Хорсфилд услышал, как трубку вдруг уронили, и она, повиснув на шнуре, стала щелкать, стукаясь о стену. Сколько раз он говорил сыну, что нельзя...

— Дорогой?

— Дорогая, я просто позвонил сказать тебе...

— Ничего не случилось?

— Нет, хотя машину вел Слай!

— О, бедный ты мой.

— Что ты готовишь?

— Зеленое картофельное пюре и голубые рыбные палочки.

— О-о.

Сынишка посмотрел по детской программе кулинарную передачу. Хорсфилд как-то на неделе пошел в обеденный перерыв в магазин и купил шесть флаконов пищевых красителей. Жена потом отчитала его и заявила, что он балует ребенка.

— Мне надо идти, Малькольм.

Хорсфилд был тронут, она редко называла его по имени.

— У меня плита горит и...

— Дай я попрощаюсь с Мэтью.

Он слышал, как сын топает ножками по паркету в прихожей. Догадался, что он так и не снял новых зимних сапожек, которые ему утром купили.

— Пока, Мэтью, до завтра.

— Почему?

— Потому что я работаю.

— Почему?

— Чтобы заработать денег и купить тебе новые сапожки. Так-то вот. Мэтью, не задавай больше вопросов.

— Почему?

— Потому что это сводит меня с ума, ты же знаешь. Ну, я пошел. Скажи маме, что я ее люблю.
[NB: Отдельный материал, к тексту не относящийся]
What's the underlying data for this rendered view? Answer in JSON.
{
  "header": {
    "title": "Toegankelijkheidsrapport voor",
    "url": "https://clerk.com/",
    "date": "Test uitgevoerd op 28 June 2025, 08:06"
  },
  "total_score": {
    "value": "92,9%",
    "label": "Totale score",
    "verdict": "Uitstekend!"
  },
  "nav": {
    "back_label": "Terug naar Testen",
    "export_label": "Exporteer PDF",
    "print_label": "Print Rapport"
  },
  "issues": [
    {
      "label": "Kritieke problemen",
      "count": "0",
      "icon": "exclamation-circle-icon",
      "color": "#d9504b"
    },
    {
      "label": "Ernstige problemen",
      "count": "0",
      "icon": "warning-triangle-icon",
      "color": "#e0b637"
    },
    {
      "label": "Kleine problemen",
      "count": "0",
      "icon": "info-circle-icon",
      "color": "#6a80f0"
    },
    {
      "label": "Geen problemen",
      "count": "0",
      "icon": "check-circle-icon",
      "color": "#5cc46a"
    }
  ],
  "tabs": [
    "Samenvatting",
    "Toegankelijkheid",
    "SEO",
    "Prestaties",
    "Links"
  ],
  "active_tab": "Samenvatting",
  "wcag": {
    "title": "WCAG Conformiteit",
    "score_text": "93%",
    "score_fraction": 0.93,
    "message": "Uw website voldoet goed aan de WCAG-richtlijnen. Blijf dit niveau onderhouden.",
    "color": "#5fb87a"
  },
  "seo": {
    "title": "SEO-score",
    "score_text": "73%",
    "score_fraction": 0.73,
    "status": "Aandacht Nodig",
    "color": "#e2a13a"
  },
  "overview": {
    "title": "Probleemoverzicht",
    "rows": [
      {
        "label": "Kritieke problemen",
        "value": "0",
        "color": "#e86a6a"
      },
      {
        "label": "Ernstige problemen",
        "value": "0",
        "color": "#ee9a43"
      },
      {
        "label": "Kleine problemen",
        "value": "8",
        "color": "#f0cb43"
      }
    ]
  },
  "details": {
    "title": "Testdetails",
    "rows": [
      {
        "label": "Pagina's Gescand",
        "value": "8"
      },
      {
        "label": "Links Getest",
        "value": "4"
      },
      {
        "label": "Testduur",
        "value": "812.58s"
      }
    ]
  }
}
— Скажи маме, что я ее люблю, — повторил Мэтью.

— Нет, скажи маме, что я ее люблю. А не ты.

Жена снова взяла трубку:

— Он из-за тебя заплакал! Что ты сказал?

— Я только повысил голос!

— Малькольм!

— Ах, Барбара, и что я тут делаю? Я хочу быть с вами там, дома.

За пластмассовым колпаком телефона-автомата Слай строил ему безумные гримасы. Хорсфилд прошептал: «Я тебя люблю» — и повесил трубку.

М-с Хорсфилд была удивлена напряженностью в голосе мужа. Она с нетерпением стала ждать его возвращения.


Загрузка...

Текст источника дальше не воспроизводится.